Defaite ouvriere et exclusion PDF

Cependant, c’est sur la question des statuts du defaite ouvriere et exclusion PDF que se fait la division. Martov à ceux qui adhèrent au programme du Congrès. Derrière ces formulations est en jeu la conception d’un parti constitué de révolutionnaires professionnels pour Lénine, ou au contraire d’un parti de masse, largement ouvert à l’intelligentsia pour Martov.


Ce livre présente un questionnement sur les classes sociales à partir de la critique de la notion d’exclusion. Nous sommes dans une crise de société.

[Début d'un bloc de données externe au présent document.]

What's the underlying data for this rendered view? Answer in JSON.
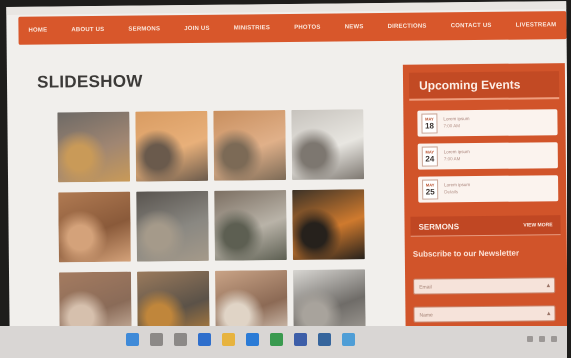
{
  "nav": {
    "items": [
      "HOME",
      "ABOUT US",
      "SERMONS",
      "JOIN US",
      "MINISTRIES",
      "PHOTOS",
      "NEWS",
      "DIRECTIONS",
      "CONTACT US",
      "LIVESTREAM"
    ]
  },
  "page": {
    "title": "SLIDESHOW"
  },
  "gallery": {
    "photos": [
      {
        "icon": "photo-icon",
        "colors": [
          "#6e6a66",
          "#a08672",
          "#c99a58"
        ]
      },
      {
        "icon": "photo-icon",
        "colors": [
          "#d99c62",
          "#e8b07a",
          "#6a5a4c"
        ]
      },
      {
        "icon": "photo-icon",
        "colors": [
          "#c98f5e",
          "#e0b089",
          "#7c6a56"
        ]
      },
      {
        "icon": "photo-icon",
        "colors": [
          "#c7c3bd",
          "#e8e6e1",
          "#7d7770"
        ]
      },
      {
        "icon": "photo-icon",
        "colors": [
          "#b07a52",
          "#8a5a3a",
          "#d4a27a"
        ]
      },
      {
        "icon": "photo-icon",
        "colors": [
          "#59544f",
          "#8a8882",
          "#a59a8a"
        ]
      },
      {
        "icon": "photo-icon",
        "colors": [
          "#7c6f62",
          "#b9b3a8",
          "#5d5f52"
        ]
      },
      {
        "icon": "photo-icon",
        "colors": [
          "#3c3227",
          "#cf7a2e",
          "#26211c"
        ]
      },
      {
        "icon": "photo-icon",
        "colors": [
          "#a47b60",
          "#8a6b58",
          "#d6c0ad"
        ]
      },
      {
        "icon": "photo-icon",
        "colors": [
          "#9a7a5c",
          "#5b5248",
          "#c0863b"
        ]
      },
      {
        "icon": "photo-icon",
        "colors": [
          "#c9a386",
          "#8c6a55",
          "#e0d4c6"
        ]
      },
      {
        "icon": "photo-icon",
        "colors": [
          "#d8d6d2",
          "#6f6c68",
          "#a8a39c"
        ]
      }
    ]
  },
  "sidebar": {
    "events_title": "Upcoming Events",
    "events": [
      {
        "month": "MAY",
        "day": "18",
        "name": "Lorem ipsum",
        "time": "7:00 AM"
      },
      {
        "month": "MAY",
        "day": "24",
        "name": "Lorem ipsum",
        "time": "7:00 AM"
      },
      {
        "month": "MAY",
        "day": "25",
        "name": "Lorem ipsum",
        "time": "Details"
      }
    ],
    "sermons_label": "SERMONS",
    "view_more": "VIEW MORE",
    "newsletter_heading": "Subscribe to our Newsletter",
    "fields": [
      {
        "placeholder": "Email",
        "arrow": "▴"
      },
      {
        "placeholder": "Name",
        "arrow": "▴"
      },
      {
        "placeholder": "",
        "arrow": "▴"
      }
    ]
  },
  "taskbar": {
    "left_text": "",
    "icons": [
      {
        "name": "start-icon",
        "color": "#3f8ad8"
      },
      {
        "name": "search-icon",
        "color": "#8c8987"
      },
      {
        "name": "taskview-icon",
        "color": "#8c8987"
      },
      {
        "name": "dropbox-icon",
        "color": "#2f6fcc"
      },
      {
        "name": "explorer-icon",
        "color": "#e7b33e"
      },
      {
        "name": "edge-icon",
        "color": "#2b7bd6"
      },
      {
        "name": "chrome-icon",
        "color": "#3a9a4f"
      },
      {
        "name": "store-icon",
        "color": "#3d5ea8"
      },
      {
        "name": "mail-icon",
        "color": "#36659c"
      },
      {
        "name": "app-icon",
        "color": "#4f9ed6"
      }
    ]
  },
  "colors": {
    "accent": "#d8572b",
    "sidebar": "#d1542a",
    "page_bg": "#f1efec"
  }
}
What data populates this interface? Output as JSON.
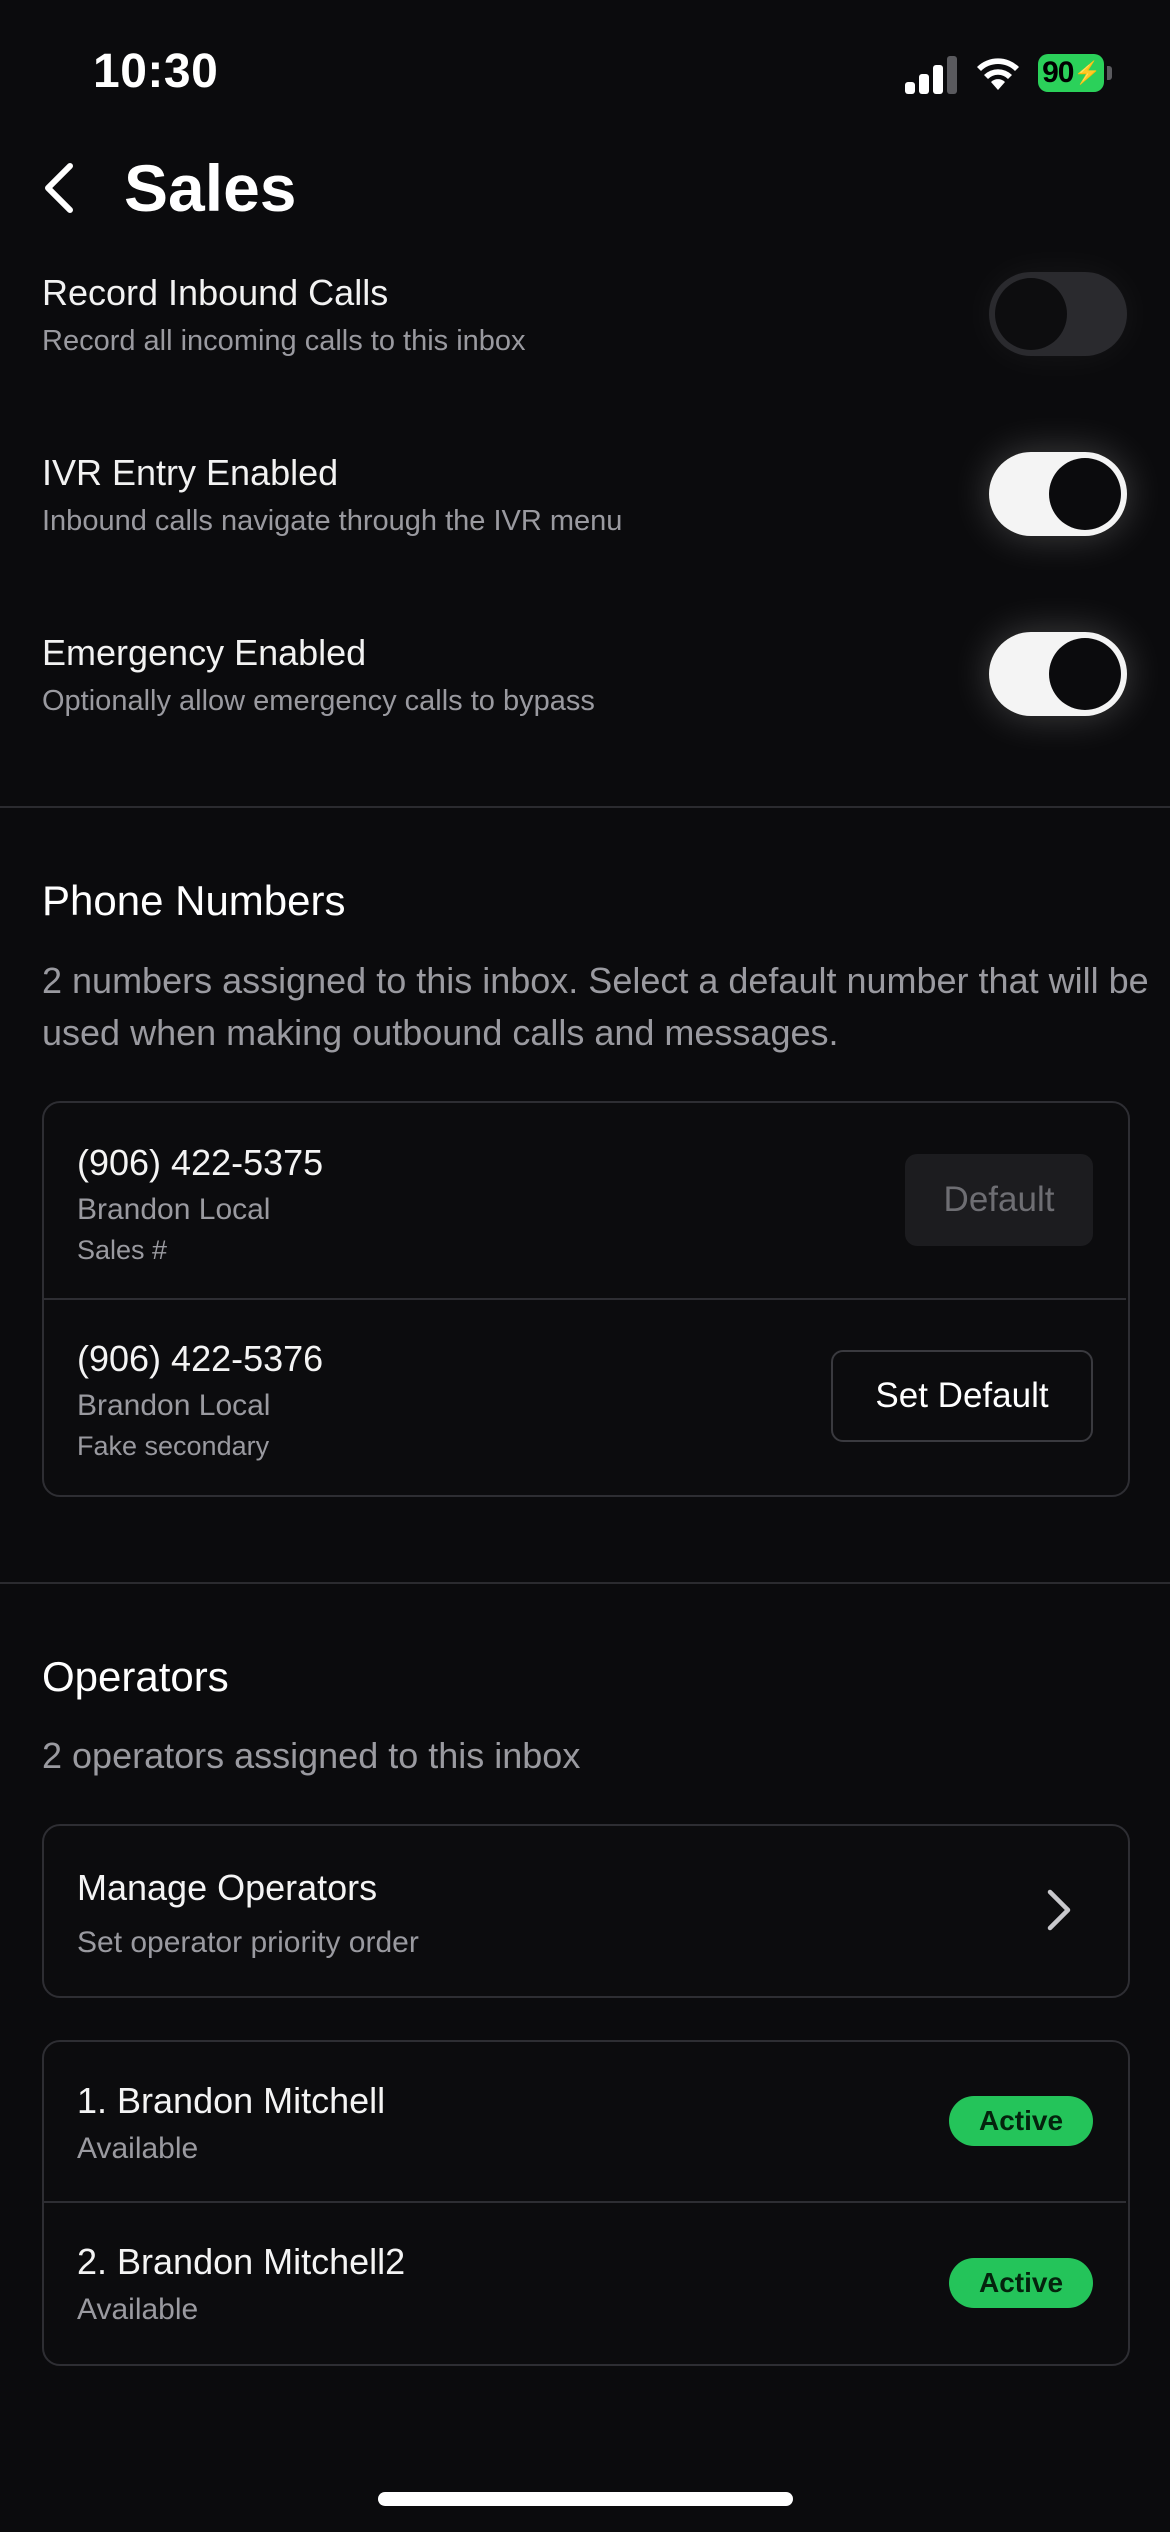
{
  "status_bar": {
    "time": "10:30",
    "battery": "90"
  },
  "header": {
    "title": "Sales"
  },
  "settings": [
    {
      "label": "Record Inbound Calls",
      "description": "Record all incoming calls to this inbox",
      "enabled": false
    },
    {
      "label": "IVR Entry Enabled",
      "description": "Inbound calls navigate through the IVR menu",
      "enabled": true
    },
    {
      "label": "Emergency Enabled",
      "description": "Optionally allow emergency calls to bypass",
      "enabled": true
    }
  ],
  "phone_numbers": {
    "title": "Phone Numbers",
    "description": "2 numbers assigned to this inbox. Select a default number that will be used when making outbound calls and messages.",
    "items": [
      {
        "number": "(906) 422-5375",
        "location": "Brandon Local",
        "note": "Sales #",
        "action": "Default"
      },
      {
        "number": "(906) 422-5376",
        "location": "Brandon Local",
        "note": "Fake secondary",
        "action": "Set Default"
      }
    ]
  },
  "operators": {
    "title": "Operators",
    "description": "2 operators assigned to this inbox",
    "manage": {
      "title": "Manage Operators",
      "subtitle": "Set operator priority order"
    },
    "items": [
      {
        "name": "1. Brandon Mitchell",
        "availability": "Available",
        "status": "Active"
      },
      {
        "name": "2. Brandon Mitchell2",
        "availability": "Available",
        "status": "Active"
      }
    ]
  },
  "colors": {
    "background": "#0b0b0d",
    "active_badge": "#24c45a",
    "battery": "#2bd15a"
  }
}
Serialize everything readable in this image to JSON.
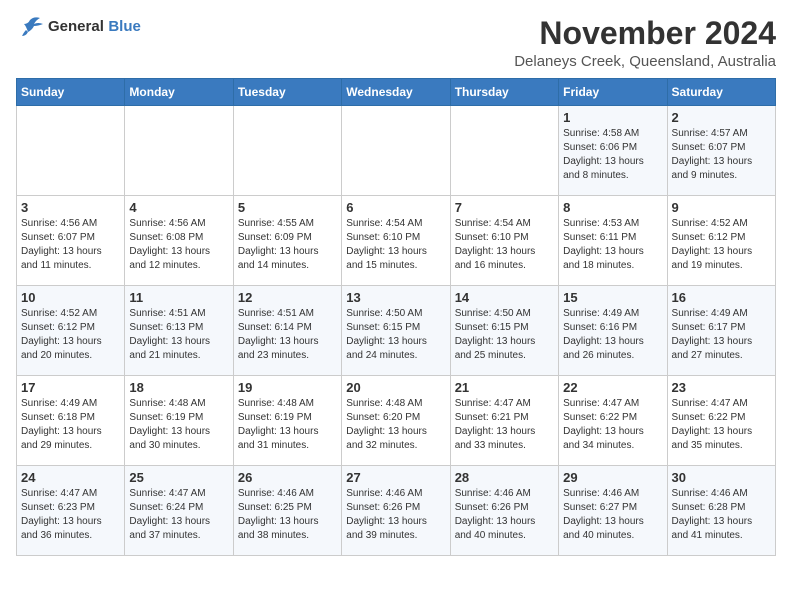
{
  "logo": {
    "general": "General",
    "blue": "Blue"
  },
  "title": "November 2024",
  "subtitle": "Delaneys Creek, Queensland, Australia",
  "days_of_week": [
    "Sunday",
    "Monday",
    "Tuesday",
    "Wednesday",
    "Thursday",
    "Friday",
    "Saturday"
  ],
  "weeks": [
    [
      {
        "day": "",
        "info": ""
      },
      {
        "day": "",
        "info": ""
      },
      {
        "day": "",
        "info": ""
      },
      {
        "day": "",
        "info": ""
      },
      {
        "day": "",
        "info": ""
      },
      {
        "day": "1",
        "info": "Sunrise: 4:58 AM\nSunset: 6:06 PM\nDaylight: 13 hours\nand 8 minutes."
      },
      {
        "day": "2",
        "info": "Sunrise: 4:57 AM\nSunset: 6:07 PM\nDaylight: 13 hours\nand 9 minutes."
      }
    ],
    [
      {
        "day": "3",
        "info": "Sunrise: 4:56 AM\nSunset: 6:07 PM\nDaylight: 13 hours\nand 11 minutes."
      },
      {
        "day": "4",
        "info": "Sunrise: 4:56 AM\nSunset: 6:08 PM\nDaylight: 13 hours\nand 12 minutes."
      },
      {
        "day": "5",
        "info": "Sunrise: 4:55 AM\nSunset: 6:09 PM\nDaylight: 13 hours\nand 14 minutes."
      },
      {
        "day": "6",
        "info": "Sunrise: 4:54 AM\nSunset: 6:10 PM\nDaylight: 13 hours\nand 15 minutes."
      },
      {
        "day": "7",
        "info": "Sunrise: 4:54 AM\nSunset: 6:10 PM\nDaylight: 13 hours\nand 16 minutes."
      },
      {
        "day": "8",
        "info": "Sunrise: 4:53 AM\nSunset: 6:11 PM\nDaylight: 13 hours\nand 18 minutes."
      },
      {
        "day": "9",
        "info": "Sunrise: 4:52 AM\nSunset: 6:12 PM\nDaylight: 13 hours\nand 19 minutes."
      }
    ],
    [
      {
        "day": "10",
        "info": "Sunrise: 4:52 AM\nSunset: 6:12 PM\nDaylight: 13 hours\nand 20 minutes."
      },
      {
        "day": "11",
        "info": "Sunrise: 4:51 AM\nSunset: 6:13 PM\nDaylight: 13 hours\nand 21 minutes."
      },
      {
        "day": "12",
        "info": "Sunrise: 4:51 AM\nSunset: 6:14 PM\nDaylight: 13 hours\nand 23 minutes."
      },
      {
        "day": "13",
        "info": "Sunrise: 4:50 AM\nSunset: 6:15 PM\nDaylight: 13 hours\nand 24 minutes."
      },
      {
        "day": "14",
        "info": "Sunrise: 4:50 AM\nSunset: 6:15 PM\nDaylight: 13 hours\nand 25 minutes."
      },
      {
        "day": "15",
        "info": "Sunrise: 4:49 AM\nSunset: 6:16 PM\nDaylight: 13 hours\nand 26 minutes."
      },
      {
        "day": "16",
        "info": "Sunrise: 4:49 AM\nSunset: 6:17 PM\nDaylight: 13 hours\nand 27 minutes."
      }
    ],
    [
      {
        "day": "17",
        "info": "Sunrise: 4:49 AM\nSunset: 6:18 PM\nDaylight: 13 hours\nand 29 minutes."
      },
      {
        "day": "18",
        "info": "Sunrise: 4:48 AM\nSunset: 6:19 PM\nDaylight: 13 hours\nand 30 minutes."
      },
      {
        "day": "19",
        "info": "Sunrise: 4:48 AM\nSunset: 6:19 PM\nDaylight: 13 hours\nand 31 minutes."
      },
      {
        "day": "20",
        "info": "Sunrise: 4:48 AM\nSunset: 6:20 PM\nDaylight: 13 hours\nand 32 minutes."
      },
      {
        "day": "21",
        "info": "Sunrise: 4:47 AM\nSunset: 6:21 PM\nDaylight: 13 hours\nand 33 minutes."
      },
      {
        "day": "22",
        "info": "Sunrise: 4:47 AM\nSunset: 6:22 PM\nDaylight: 13 hours\nand 34 minutes."
      },
      {
        "day": "23",
        "info": "Sunrise: 4:47 AM\nSunset: 6:22 PM\nDaylight: 13 hours\nand 35 minutes."
      }
    ],
    [
      {
        "day": "24",
        "info": "Sunrise: 4:47 AM\nSunset: 6:23 PM\nDaylight: 13 hours\nand 36 minutes."
      },
      {
        "day": "25",
        "info": "Sunrise: 4:47 AM\nSunset: 6:24 PM\nDaylight: 13 hours\nand 37 minutes."
      },
      {
        "day": "26",
        "info": "Sunrise: 4:46 AM\nSunset: 6:25 PM\nDaylight: 13 hours\nand 38 minutes."
      },
      {
        "day": "27",
        "info": "Sunrise: 4:46 AM\nSunset: 6:26 PM\nDaylight: 13 hours\nand 39 minutes."
      },
      {
        "day": "28",
        "info": "Sunrise: 4:46 AM\nSunset: 6:26 PM\nDaylight: 13 hours\nand 40 minutes."
      },
      {
        "day": "29",
        "info": "Sunrise: 4:46 AM\nSunset: 6:27 PM\nDaylight: 13 hours\nand 40 minutes."
      },
      {
        "day": "30",
        "info": "Sunrise: 4:46 AM\nSunset: 6:28 PM\nDaylight: 13 hours\nand 41 minutes."
      }
    ]
  ]
}
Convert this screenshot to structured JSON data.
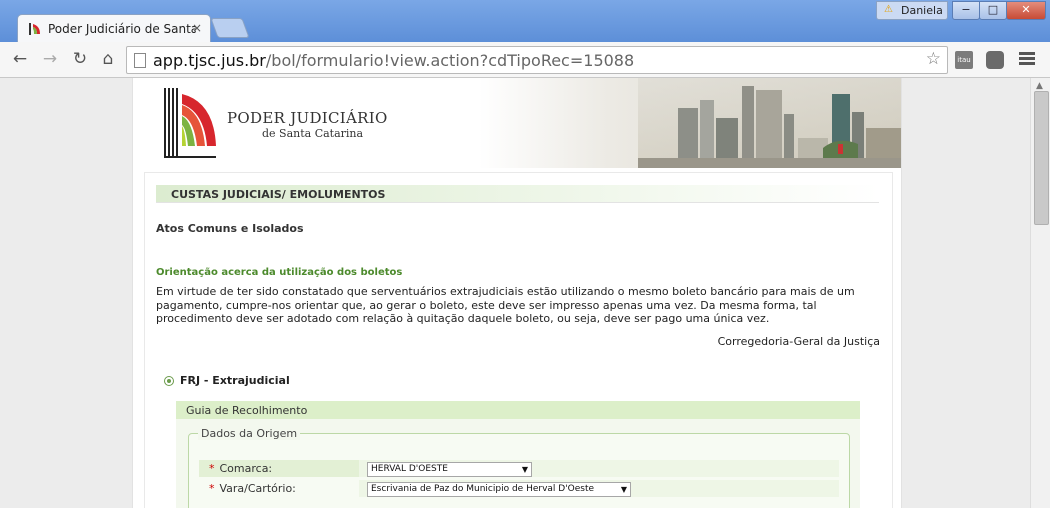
{
  "browser": {
    "tab_title": "Poder Judiciário de Santa",
    "tab_close": "×",
    "user": "Daniela",
    "warning_glyph": "⚠",
    "url_host": "app.tjsc.jus.br",
    "url_path": "/bol/formulario!view.action?cdTipoRec=15088",
    "ext_itau": "itau",
    "nav": {
      "back": "←",
      "forward": "→",
      "reload": "↻",
      "home": "⌂"
    },
    "window_controls": {
      "minimize": "−",
      "maximize": "□",
      "close": "✕"
    }
  },
  "header": {
    "logo_title": "PODER JUDICIÁRIO",
    "logo_subtitle": "de Santa Catarina"
  },
  "section": {
    "title": "CUSTAS JUDICIAIS/ EMOLUMENTOS",
    "acts_title": "Atos Comuns e Isolados",
    "orientation_title": "Orientação acerca da utilização dos boletos",
    "orientation_body": "Em virtude de ter sido constatado que serventuários extrajudiciais estão utilizando o mesmo boleto bancário para mais de um pagamento, cumpre-nos orientar que, ao gerar o boleto, este deve ser impresso apenas uma vez. Da mesma forma, tal procedimento deve ser adotado com relação à quitação daquele boleto, ou seja, deve ser pago uma única vez.",
    "signature": "Corregedoria-Geral da Justiça"
  },
  "frj": {
    "label": "FRJ - Extrajudicial"
  },
  "guia": {
    "title": "Guia de Recolhimento",
    "fieldset_legend": "Dados da Origem",
    "required_mark": "*",
    "fields": [
      {
        "label": "Comarca:",
        "value": "HERVAL D'OESTE"
      },
      {
        "label": "Vara/Cartório:",
        "value": "Escrivania de Paz do Municipio de Herval D'Oeste"
      }
    ],
    "select_arrow": "▼"
  },
  "colors": {
    "accent_green": "#4c8a2c",
    "header_green": "#dcefc9",
    "logo_red": "#d7262d",
    "logo_green": "#7cb342",
    "required_red": "#cc0000"
  }
}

Dire qu’il y a crise signifie que quelque chose doit se décider, mais est-ce que la relève, les forces aptes à prendre la décision sont là ? La défaite de la communauté ouvrière, de cette classe à laquelle le vingtième siècle a attribué un rôle central dans la recherche d’une nouvelle rationalité, signifie-t-elle que toute transformation est impossible ?

Ils préconisent l’alliance avec la bourgeoisie progressiste qui s’apprête à partager le pouvoir avec le tsar. Les bolchéviks préconisent la reprise du travail clandestin dans les centres industriels commencé avant 1905. Ils appellent au boycott de la Douma, en se fixant le but de faire tomber cette  caricature  de représentation populaire. Les bolcheviks se refusaient résolument à reconnaître que la bourgeoisie russe fût capable de mener à bien sa propre révolution et poussaient au contraire à une alliance entre les paysans et les ouvriers pour mener à bien la révolution socialiste. Or, la bourgeoisie tenait elle-même à faire alliance avec la monarchie : en effet, la bourgeoisie russe restait hostile à l’expropriation de la grande propriété foncière, et c’est précisément pour cette raison qu’elle était pour un compromis avec la monarchie, sur la base d’une constitution du type prussien. Déjà à l’époque, Lénine mettait en avant la question agraire comme le problème central de la révolution démocratique en Russie. Le nœud de la révolution russe, répétait-il, c’est la question agraire.

Georgui Plekhanov d’une alliance du prolétariat avec la bourgeoisie libérale, Lénine opposait l’idée d’une alliance du prolétariat avec la paysannerie. Russie du bric-à-brac féodal, de créer une couche de petits cultivateurs libres et d’ouvrir la voie au développement du capitalisme, non pas à la manière prussienne, mais américaine. La victoire de la révolution, écrivait-il, ne peut être accomplie que  par la dictature, parce que la réalisation des réformes qui sont immédiatement et absolument nécessaires au prolétariat et à la paysannerie provoquera une résistance désespérée chez les propriétaires fonciers, les grands bourgeois et le tsarisme. Sans dictature, il est impossible de briser cette résistance, de repousser les tentatives contre-révolutionnaires.

En dépit des espoirs des mencheviks, la bourgeoisie considérait de plus en plus que son rôle était de lutter contre la révolution. C’est dans les  soviets , c’est-à-dire les assemblées de délégués démocratiquement élus et révocables à tout instant comprenant les travailleurs, les soldats et les paysans pauvres que les bolcheviks devinrent majoritaires. Près de la moitié des bolcheviques devenus principaux leaders après la Révolution d’Octobre ont, à un titre ou à un autre, lutté dans le passé contre la politique de Lénine. L’opposition de la tendance  Communistes de gauche  rebondit en 1918 avec le débat entourant la signature du traité de Brest-Litovsk. Lorsque Lénine propose d’accepter les termes de l’accord avec l’Allemagne, il est soutenu par une faible partie du Comité Central.

Plus généralement, les Communistes de gauche qualifiaient la politique léniniste de médiation avec le capital national et international, et estimaient qu’elle serait mortelle pour la révolution. Le 4 mars, le comité du parti de Petrograd fait paraître le premier numéro de Kommunist, qui devient l’organe des Communistes de gauche. Leur opposition ne se limite pas à la question du Brest-Litovsk et est telle qu’ils envisagent de se séparer du parti bolchevique et de se battre sur leurs propres bases politiques dans une nouvelle organisation. Centralisme démocratique  dont l’origine remonte à 1919. Ils purent ainsi se survivre une dizaine d’années, une partie d’entre eux se ralliant au léninisme, alors que d’autres allaient évoluer vers des positions voisines de celles du Groupe Ouvrier de Gavril Miasnikov.